Largest NGOs getting biggest share of UK development cash

15 Oct 18

Larger international NGOs are getting the “lion’s share” of the UK’s international development funds, an umbrella group has said.

Bond has found international NGOs in the UK received 33% of their funding through government grants and contracts in 2016, in a report Financial trends for UK-based INGOs, which analysed income trends of 305 of its members between 2006 and 2016.

However, it found that nearly all growth in government grants and contracts have flowed to INGOs with an annual income greater than £20m. Those with less annual income did not see any increase in funding from the government, relying more on individual giving and the voluntary sector.

Murtaza Jessa, head of charity at chartered accountancy firm haysmacintyre, wrote in the foreword to the report: “It is clear that there are winners and losers and there is some striking polarisation, with the larger organisations attracting the lion’s share of government funds, individual giving and voluntary sector income.

“The lessons for organisations are clear: they must remain nimble and not take any funding for granted.” 

The total income in the sector was £3.8bn in 2016, which is up 59% since 2006, the report found.

A third of this income went to the eight largest organisations, with an annual income greater than £100m, while another third went to 17 INGOs with incomes between £40m and £100m, the report said.

The remaining third of the overall income went to 280 organisations with an annual income below £40m.

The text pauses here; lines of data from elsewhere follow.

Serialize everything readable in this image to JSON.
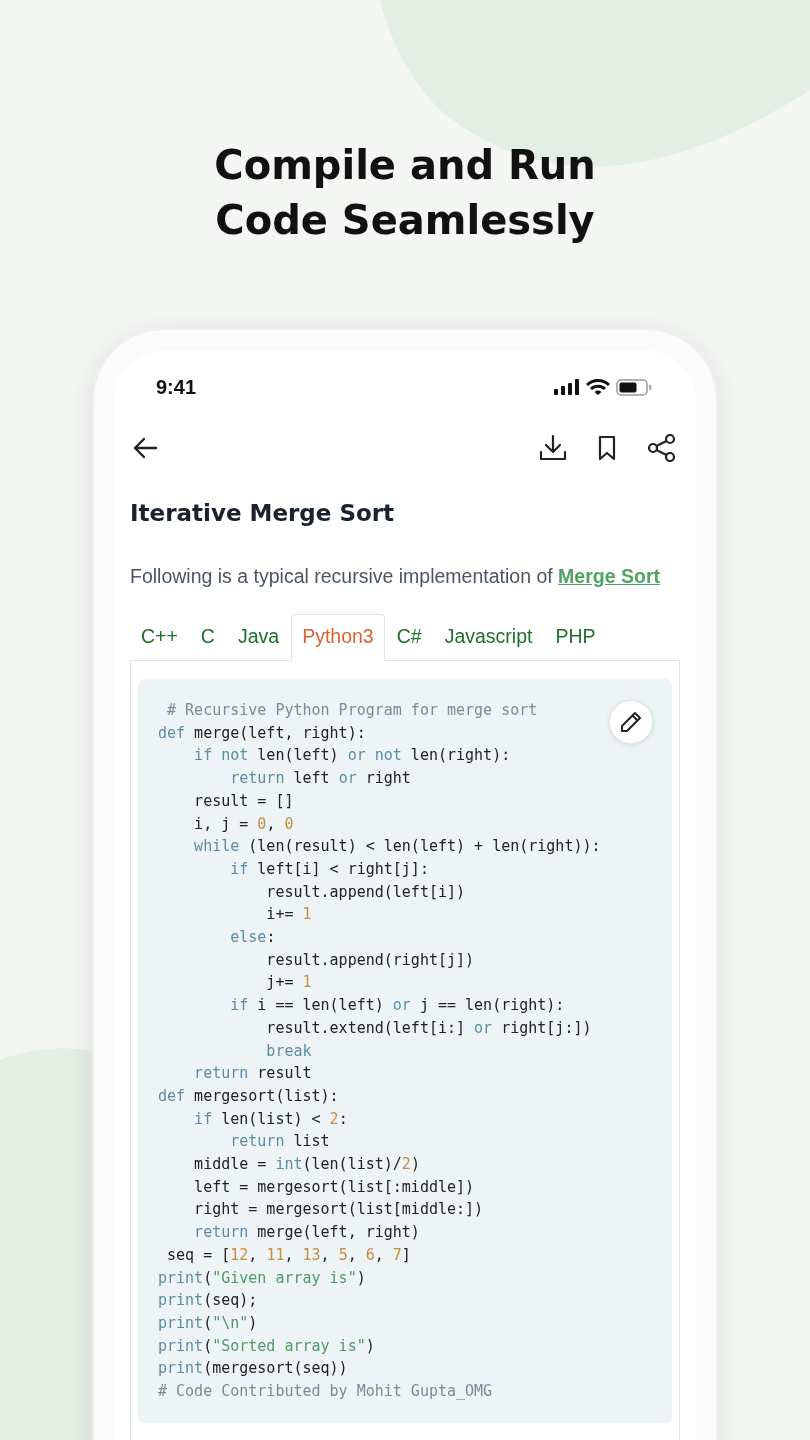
{
  "headline": [
    "Compile and Run",
    "Code Seamlessly"
  ],
  "status_bar": {
    "time": "9:41"
  },
  "article": {
    "title": "Iterative Merge Sort",
    "intro": "Following is a typical recursive implementation of ",
    "intro_link": "Merge Sort"
  },
  "tabs": [
    {
      "label": "C++",
      "selected": false
    },
    {
      "label": "C",
      "selected": false
    },
    {
      "label": "Java",
      "selected": false
    },
    {
      "label": "Python3",
      "selected": true
    },
    {
      "label": "C#",
      "selected": false
    },
    {
      "label": "Javascript",
      "selected": false
    },
    {
      "label": "PHP",
      "selected": false
    }
  ],
  "code_lines": [
    [
      {
        "kind": "comment",
        "text": " # Recursive Python Program for merge sort"
      }
    ],
    [
      {
        "kind": "keyword",
        "text": "def"
      },
      {
        "kind": "plain",
        "text": " merge(left, right):"
      }
    ],
    [
      {
        "kind": "keyword",
        "text": "    if not"
      },
      {
        "kind": "plain",
        "text": " len(left) "
      },
      {
        "kind": "keyword",
        "text": "or not"
      },
      {
        "kind": "plain",
        "text": " len(right):"
      }
    ],
    [
      {
        "kind": "keyword",
        "text": "        return"
      },
      {
        "kind": "plain",
        "text": " left "
      },
      {
        "kind": "keyword",
        "text": "or"
      },
      {
        "kind": "plain",
        "text": " right"
      }
    ],
    [
      {
        "kind": "plain",
        "text": "    result = []"
      }
    ],
    [
      {
        "kind": "plain",
        "text": "    i, j = "
      },
      {
        "kind": "number",
        "text": "0"
      },
      {
        "kind": "plain",
        "text": ", "
      },
      {
        "kind": "number",
        "text": "0"
      }
    ],
    [
      {
        "kind": "keyword",
        "text": "    while"
      },
      {
        "kind": "plain",
        "text": " (len(result) < len(left) + len(right)):"
      }
    ],
    [
      {
        "kind": "keyword",
        "text": "        if"
      },
      {
        "kind": "plain",
        "text": " left[i] < right[j]:"
      }
    ],
    [
      {
        "kind": "plain",
        "text": "            result.append(left[i])"
      }
    ],
    [
      {
        "kind": "plain",
        "text": "            i+= "
      },
      {
        "kind": "number",
        "text": "1"
      }
    ],
    [
      {
        "kind": "keyword",
        "text": "        else"
      },
      {
        "kind": "plain",
        "text": ":"
      }
    ],
    [
      {
        "kind": "plain",
        "text": "            result.append(right[j])"
      }
    ],
    [
      {
        "kind": "plain",
        "text": "            j+= "
      },
      {
        "kind": "number",
        "text": "1"
      }
    ],
    [
      {
        "kind": "keyword",
        "text": "        if"
      },
      {
        "kind": "plain",
        "text": " i == len(left) "
      },
      {
        "kind": "keyword",
        "text": "or"
      },
      {
        "kind": "plain",
        "text": " j == len(right):"
      }
    ],
    [
      {
        "kind": "plain",
        "text": "            result.extend(left[i:] "
      },
      {
        "kind": "keyword",
        "text": "or"
      },
      {
        "kind": "plain",
        "text": " right[j:])"
      }
    ],
    [
      {
        "kind": "keyword",
        "text": "            break"
      }
    ],
    [
      {
        "kind": "keyword",
        "text": "    return"
      },
      {
        "kind": "plain",
        "text": " result"
      }
    ],
    [
      {
        "kind": "keyword",
        "text": "def"
      },
      {
        "kind": "plain",
        "text": " mergesort(list):"
      }
    ],
    [
      {
        "kind": "keyword",
        "text": "    if"
      },
      {
        "kind": "plain",
        "text": " len(list) < "
      },
      {
        "kind": "number",
        "text": "2"
      },
      {
        "kind": "plain",
        "text": ":"
      }
    ],
    [
      {
        "kind": "keyword",
        "text": "        return"
      },
      {
        "kind": "plain",
        "text": " list"
      }
    ],
    [
      {
        "kind": "plain",
        "text": "    middle = "
      },
      {
        "kind": "keyword",
        "text": "int"
      },
      {
        "kind": "plain",
        "text": "(len(list)/"
      },
      {
        "kind": "number",
        "text": "2"
      },
      {
        "kind": "plain",
        "text": ")"
      }
    ],
    [
      {
        "kind": "plain",
        "text": "    left = mergesort(list[:middle])"
      }
    ],
    [
      {
        "kind": "plain",
        "text": "    right = mergesort(list[middle:])"
      }
    ],
    [
      {
        "kind": "keyword",
        "text": "    return"
      },
      {
        "kind": "plain",
        "text": " merge(left, right)"
      }
    ],
    [
      {
        "kind": "plain",
        "text": " seq = ["
      },
      {
        "kind": "number",
        "text": "12"
      },
      {
        "kind": "plain",
        "text": ", "
      },
      {
        "kind": "number",
        "text": "11"
      },
      {
        "kind": "plain",
        "text": ", "
      },
      {
        "kind": "number",
        "text": "13"
      },
      {
        "kind": "plain",
        "text": ", "
      },
      {
        "kind": "number",
        "text": "5"
      },
      {
        "kind": "plain",
        "text": ", "
      },
      {
        "kind": "number",
        "text": "6"
      },
      {
        "kind": "plain",
        "text": ", "
      },
      {
        "kind": "number",
        "text": "7"
      },
      {
        "kind": "plain",
        "text": "]"
      }
    ],
    [
      {
        "kind": "keyword",
        "text": "print"
      },
      {
        "kind": "plain",
        "text": "("
      },
      {
        "kind": "string",
        "text": "\"Given array is\""
      },
      {
        "kind": "plain",
        "text": ")"
      }
    ],
    [
      {
        "kind": "keyword",
        "text": "print"
      },
      {
        "kind": "plain",
        "text": "(seq);"
      }
    ],
    [
      {
        "kind": "keyword",
        "text": "print"
      },
      {
        "kind": "plain",
        "text": "("
      },
      {
        "kind": "string",
        "text": "\"\\n\""
      },
      {
        "kind": "plain",
        "text": ")"
      }
    ],
    [
      {
        "kind": "keyword",
        "text": "print"
      },
      {
        "kind": "plain",
        "text": "("
      },
      {
        "kind": "string",
        "text": "\"Sorted array is\""
      },
      {
        "kind": "plain",
        "text": ")"
      }
    ],
    [
      {
        "kind": "keyword",
        "text": "print"
      },
      {
        "kind": "plain",
        "text": "(mergesort(seq))"
      }
    ],
    [
      {
        "kind": "comment",
        "text": "# Code Contributed by Mohit Gupta_OMG"
      }
    ]
  ]
}
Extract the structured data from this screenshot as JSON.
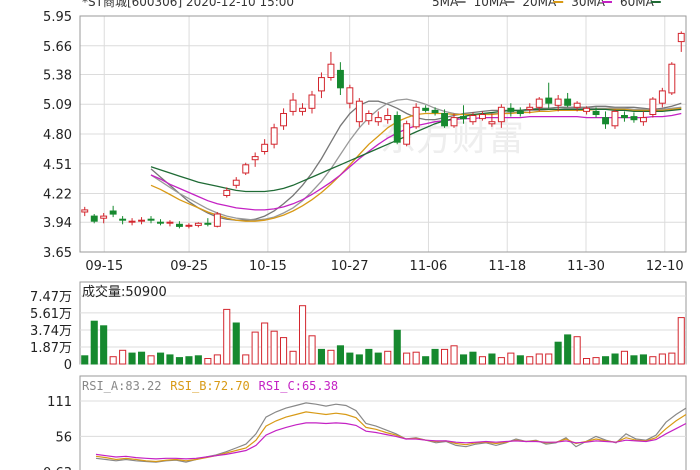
{
  "header": {
    "title": "*ST商城[600306] 2020-12-10 15:00",
    "ma_legend": [
      {
        "label": "5MA",
        "color": "#777777"
      },
      {
        "label": "10MA",
        "color": "#777777"
      },
      {
        "label": "20MA",
        "color": "#d89a16"
      },
      {
        "label": "30MA",
        "color": "#c422c4"
      },
      {
        "label": "60MA",
        "color": "#1f6b35"
      }
    ]
  },
  "volume_label": "成交量:50900",
  "rsi_legend": [
    {
      "label": "RSI_A:83.22",
      "color": "#888888"
    },
    {
      "label": "RSI_B:72.70",
      "color": "#d89a16"
    },
    {
      "label": "RSI_C:65.38",
      "color": "#c422c4"
    }
  ],
  "watermark": "东方财富",
  "colors": {
    "up": "#d3262e",
    "down": "#16892f",
    "grid": "#dcdcdc"
  },
  "chart_data": [
    {
      "type": "candlestick",
      "yticks": [
        3.65,
        3.94,
        4.22,
        4.51,
        4.8,
        5.09,
        5.38,
        5.66,
        5.95
      ],
      "ylim": [
        3.65,
        5.95
      ],
      "xticks": [
        "09-15",
        "09-25",
        "10-15",
        "10-27",
        "11-06",
        "11-18",
        "11-30",
        "12-10"
      ],
      "candles": [
        [
          4.04,
          4.09,
          4.0,
          4.06
        ],
        [
          4.0,
          4.02,
          3.93,
          3.95
        ],
        [
          3.98,
          4.03,
          3.93,
          4.0
        ],
        [
          4.05,
          4.1,
          3.99,
          4.02
        ],
        [
          3.97,
          4.0,
          3.92,
          3.96
        ],
        [
          3.94,
          3.98,
          3.91,
          3.95
        ],
        [
          3.95,
          3.99,
          3.92,
          3.96
        ],
        [
          3.97,
          4.0,
          3.93,
          3.96
        ],
        [
          3.94,
          3.97,
          3.91,
          3.93
        ],
        [
          3.93,
          3.96,
          3.9,
          3.94
        ],
        [
          3.92,
          3.95,
          3.88,
          3.9
        ],
        [
          3.9,
          3.93,
          3.88,
          3.91
        ],
        [
          3.91,
          3.94,
          3.89,
          3.93
        ],
        [
          3.93,
          3.98,
          3.9,
          3.92
        ],
        [
          3.9,
          4.04,
          3.89,
          4.02
        ],
        [
          4.2,
          4.28,
          4.18,
          4.25
        ],
        [
          4.3,
          4.38,
          4.27,
          4.35
        ],
        [
          4.42,
          4.52,
          4.4,
          4.5
        ],
        [
          4.55,
          4.62,
          4.48,
          4.58
        ],
        [
          4.63,
          4.75,
          4.6,
          4.7
        ],
        [
          4.7,
          4.9,
          4.66,
          4.86
        ],
        [
          4.88,
          5.05,
          4.84,
          5.0
        ],
        [
          5.02,
          5.2,
          4.98,
          5.13
        ],
        [
          5.02,
          5.1,
          4.98,
          5.05
        ],
        [
          5.05,
          5.22,
          5.0,
          5.18
        ],
        [
          5.22,
          5.4,
          5.15,
          5.35
        ],
        [
          5.35,
          5.6,
          5.32,
          5.48
        ],
        [
          5.42,
          5.5,
          5.18,
          5.25
        ],
        [
          5.1,
          5.28,
          5.05,
          5.25
        ],
        [
          4.92,
          5.15,
          4.87,
          5.12
        ],
        [
          4.93,
          5.03,
          4.89,
          5.0
        ],
        [
          4.92,
          5.02,
          4.88,
          4.96
        ],
        [
          4.94,
          5.05,
          4.9,
          4.98
        ],
        [
          4.98,
          5.02,
          4.7,
          4.72
        ],
        [
          4.7,
          4.93,
          4.68,
          4.9
        ],
        [
          4.87,
          5.1,
          4.85,
          5.06
        ],
        [
          5.05,
          5.08,
          5.01,
          5.03
        ],
        [
          5.03,
          5.06,
          4.98,
          5.01
        ],
        [
          5.0,
          5.04,
          4.86,
          4.88
        ],
        [
          4.88,
          5.0,
          4.86,
          4.96
        ],
        [
          4.97,
          5.08,
          4.9,
          4.95
        ],
        [
          4.92,
          5.01,
          4.89,
          4.98
        ],
        [
          4.95,
          5.02,
          4.93,
          4.99
        ],
        [
          4.9,
          5.0,
          4.87,
          4.92
        ],
        [
          4.92,
          5.09,
          4.86,
          5.06
        ],
        [
          5.05,
          5.1,
          4.97,
          5.02
        ],
        [
          5.02,
          5.06,
          4.97,
          5.0
        ],
        [
          5.04,
          5.1,
          5.0,
          5.06
        ],
        [
          5.06,
          5.16,
          5.02,
          5.14
        ],
        [
          5.15,
          5.3,
          5.05,
          5.1
        ],
        [
          5.08,
          5.18,
          5.02,
          5.14
        ],
        [
          5.14,
          5.2,
          5.06,
          5.08
        ],
        [
          5.06,
          5.12,
          5.02,
          5.1
        ],
        [
          5.02,
          5.07,
          4.99,
          5.05
        ],
        [
          5.02,
          5.06,
          4.96,
          4.99
        ],
        [
          4.96,
          5.02,
          4.85,
          4.9
        ],
        [
          4.88,
          5.04,
          4.85,
          5.02
        ],
        [
          4.98,
          5.02,
          4.92,
          4.96
        ],
        [
          4.97,
          5.01,
          4.91,
          4.94
        ],
        [
          4.92,
          5.02,
          4.88,
          4.96
        ],
        [
          4.99,
          5.16,
          4.96,
          5.14
        ],
        [
          5.1,
          5.25,
          5.06,
          5.22
        ],
        [
          5.2,
          5.5,
          5.18,
          5.48
        ],
        [
          5.7,
          5.8,
          5.6,
          5.78
        ]
      ],
      "moving_averages": {
        "MA5": [
          4.46,
          4.38,
          4.3,
          4.22,
          4.14,
          4.08,
          4.03,
          3.99,
          3.97,
          3.96,
          3.96,
          3.97,
          4.0,
          4.05,
          4.12,
          4.2,
          4.3,
          4.42,
          4.56,
          4.72,
          4.88,
          5.0,
          5.08,
          5.12,
          5.12,
          5.09,
          5.05,
          5.0,
          4.96,
          4.94,
          4.94,
          4.96,
          4.98,
          5.0,
          5.01,
          5.02,
          5.03,
          5.03,
          5.03,
          5.03,
          5.04,
          5.05,
          5.05,
          5.06,
          5.06,
          5.06,
          5.06,
          5.07,
          5.07,
          5.06,
          5.06,
          5.06,
          5.05,
          5.04,
          5.05,
          5.07,
          5.1
        ],
        "MA10": [
          4.4,
          4.34,
          4.28,
          4.22,
          4.17,
          4.12,
          4.07,
          4.03,
          4.0,
          3.98,
          3.97,
          3.96,
          3.97,
          3.99,
          4.03,
          4.08,
          4.15,
          4.24,
          4.34,
          4.46,
          4.6,
          4.74,
          4.86,
          4.96,
          5.04,
          5.1,
          5.13,
          5.14,
          5.12,
          5.09,
          5.05,
          5.02,
          5.0,
          4.99,
          4.99,
          4.99,
          5.0,
          5.0,
          5.01,
          5.02,
          5.03,
          5.03,
          5.04,
          5.04,
          5.05,
          5.05,
          5.05,
          5.05,
          5.05,
          5.05,
          5.05,
          5.04,
          5.04,
          5.03,
          5.04,
          5.05,
          5.06
        ],
        "MA20": [
          4.3,
          4.26,
          4.21,
          4.16,
          4.12,
          4.08,
          4.04,
          4.01,
          3.98,
          3.96,
          3.95,
          3.95,
          3.96,
          3.98,
          4.01,
          4.05,
          4.1,
          4.16,
          4.23,
          4.31,
          4.4,
          4.5,
          4.6,
          4.7,
          4.78,
          4.86,
          4.92,
          4.96,
          4.99,
          5.0,
          5.0,
          5.0,
          4.99,
          4.99,
          4.99,
          4.99,
          4.99,
          5.0,
          5.0,
          5.01,
          5.01,
          5.02,
          5.02,
          5.03,
          5.03,
          5.03,
          5.03,
          5.04,
          5.04,
          5.04,
          5.04,
          5.03,
          5.03,
          5.03,
          5.03,
          5.04,
          5.05
        ],
        "MA30": [
          4.4,
          4.36,
          4.31,
          4.27,
          4.23,
          4.19,
          4.15,
          4.12,
          4.1,
          4.08,
          4.07,
          4.06,
          4.06,
          4.07,
          4.09,
          4.12,
          4.16,
          4.21,
          4.27,
          4.33,
          4.4,
          4.48,
          4.56,
          4.63,
          4.7,
          4.76,
          4.81,
          4.85,
          4.88,
          4.9,
          4.92,
          4.93,
          4.94,
          4.95,
          4.95,
          4.96,
          4.96,
          4.96,
          4.96,
          4.96,
          4.97,
          4.97,
          4.97,
          4.97,
          4.97,
          4.97,
          4.96,
          4.96,
          4.96,
          4.96,
          4.96,
          4.96,
          4.96,
          4.97,
          4.97,
          4.98,
          5.0
        ],
        "MA60": [
          4.48,
          4.45,
          4.42,
          4.39,
          4.36,
          4.33,
          4.31,
          4.29,
          4.27,
          4.25,
          4.24,
          4.24,
          4.24,
          4.25,
          4.27,
          4.3,
          4.34,
          4.38,
          4.42,
          4.46,
          4.5,
          4.54,
          4.58,
          4.62,
          4.66,
          4.7,
          4.74,
          4.78,
          4.82,
          4.86,
          4.9,
          4.93,
          4.95,
          4.97,
          4.99,
          5.0,
          5.01,
          5.02,
          5.03,
          5.03,
          5.04,
          5.04,
          5.04,
          5.04,
          5.04,
          5.04,
          5.04,
          5.04,
          5.04,
          5.03,
          5.03,
          5.02,
          5.02,
          5.02,
          5.02,
          5.03,
          5.04
        ]
      }
    },
    {
      "type": "bar",
      "ylabel": "成交量",
      "yticks": [
        "7.47万",
        "5.61万",
        "3.74万",
        "1.87万",
        "0"
      ],
      "ylim": [
        0,
        7.47
      ],
      "values": [
        0.9,
        4.7,
        4.2,
        0.8,
        1.5,
        1.2,
        1.3,
        0.9,
        1.2,
        1.0,
        0.7,
        0.8,
        0.9,
        0.6,
        1.0,
        6.0,
        4.5,
        1.0,
        3.5,
        4.5,
        3.6,
        2.9,
        1.4,
        6.4,
        3.1,
        1.6,
        1.5,
        2.0,
        1.2,
        1.0,
        1.6,
        1.2,
        1.4,
        3.7,
        1.2,
        1.3,
        0.8,
        1.6,
        1.6,
        2.0,
        1.0,
        1.3,
        0.8,
        1.1,
        0.7,
        1.2,
        0.9,
        0.8,
        1.1,
        1.1,
        2.4,
        3.2,
        3.0,
        0.6,
        0.7,
        0.8,
        1.1,
        1.4,
        0.9,
        1.0,
        0.8,
        1.1,
        1.2,
        5.1
      ],
      "updown": [
        "d",
        "d",
        "d",
        "u",
        "u",
        "d",
        "d",
        "u",
        "d",
        "d",
        "d",
        "d",
        "d",
        "u",
        "u",
        "u",
        "d",
        "u",
        "u",
        "u",
        "u",
        "u",
        "u",
        "u",
        "u",
        "d",
        "u",
        "d",
        "d",
        "d",
        "d",
        "d",
        "u",
        "d",
        "u",
        "u",
        "d",
        "d",
        "u",
        "u",
        "d",
        "d",
        "u",
        "d",
        "u",
        "u",
        "d",
        "u",
        "u",
        "u",
        "d",
        "d",
        "u",
        "u",
        "u",
        "d",
        "d",
        "u",
        "d",
        "d",
        "u",
        "u",
        "u",
        "u"
      ]
    },
    {
      "type": "line",
      "yticks": [
        111,
        56,
        0.63
      ],
      "ylim": [
        0.63,
        111
      ],
      "series": [
        {
          "name": "RSI_A",
          "color": "#888888",
          "values": [
            22,
            20,
            18,
            20,
            18,
            17,
            16,
            18,
            19,
            16,
            20,
            24,
            27,
            32,
            38,
            44,
            60,
            86,
            94,
            100,
            104,
            108,
            106,
            103,
            106,
            104,
            96,
            76,
            72,
            66,
            60,
            52,
            54,
            50,
            46,
            48,
            42,
            40,
            44,
            46,
            42,
            46,
            52,
            48,
            50,
            44,
            46,
            54,
            40,
            48,
            56,
            50,
            46,
            60,
            52,
            50,
            58,
            78,
            90,
            100
          ]
        },
        {
          "name": "RSI_B",
          "color": "#d89a16",
          "values": [
            25,
            23,
            20,
            22,
            20,
            18,
            17,
            19,
            20,
            18,
            20,
            23,
            26,
            30,
            34,
            38,
            50,
            72,
            80,
            86,
            90,
            94,
            92,
            90,
            92,
            90,
            85,
            70,
            67,
            62,
            58,
            52,
            53,
            50,
            48,
            49,
            45,
            43,
            46,
            47,
            45,
            47,
            50,
            48,
            49,
            46,
            47,
            52,
            45,
            48,
            52,
            49,
            47,
            54,
            50,
            49,
            54,
            68,
            80,
            90
          ]
        },
        {
          "name": "RSI_C",
          "color": "#c422c4",
          "values": [
            28,
            26,
            24,
            25,
            23,
            22,
            21,
            22,
            22,
            21,
            22,
            24,
            26,
            28,
            31,
            34,
            42,
            58,
            65,
            70,
            74,
            77,
            77,
            76,
            77,
            76,
            73,
            64,
            62,
            59,
            56,
            52,
            52,
            50,
            49,
            49,
            47,
            46,
            47,
            48,
            47,
            48,
            49,
            48,
            48,
            47,
            47,
            49,
            46,
            47,
            49,
            48,
            47,
            50,
            49,
            48,
            51,
            60,
            68,
            76
          ]
        }
      ]
    }
  ]
}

These smaller organisations received 31% of the total income for the sector in 2016, compared with 39% a decade before.

The biggest growth in government funds to INGOs was from overseas and international governments, which more than doubled over the ten year period.

The report added that income from the European Union was also significant, but this could disappear depending on the outcome of the Brexit negotiations.

Public support and individual giving made up 31% of NGO income, the report found.

Graham MacKay, chief operating officer of Bond, said: “Larger INGOs may be in a better position to access these funds and partly accounts for much of the disproportionate growth of government income for larger organisations.”

But he added that big is not always better.

“Smaller NGOs have specialised expertise, local knowledge and niche skill sets so it’s important that government grants and contracts are made more accessible to these types of organisations too.”

Speaking more generally of the findings, he said: “This report shows that the critical work development and humanitarian organisations do – from supporting families out of poverty to responding to the consequences of climate change and humanitarian crises.”

They had “seen incredible support from the UK public, with much of the funding coming from people’s pockets,” he added.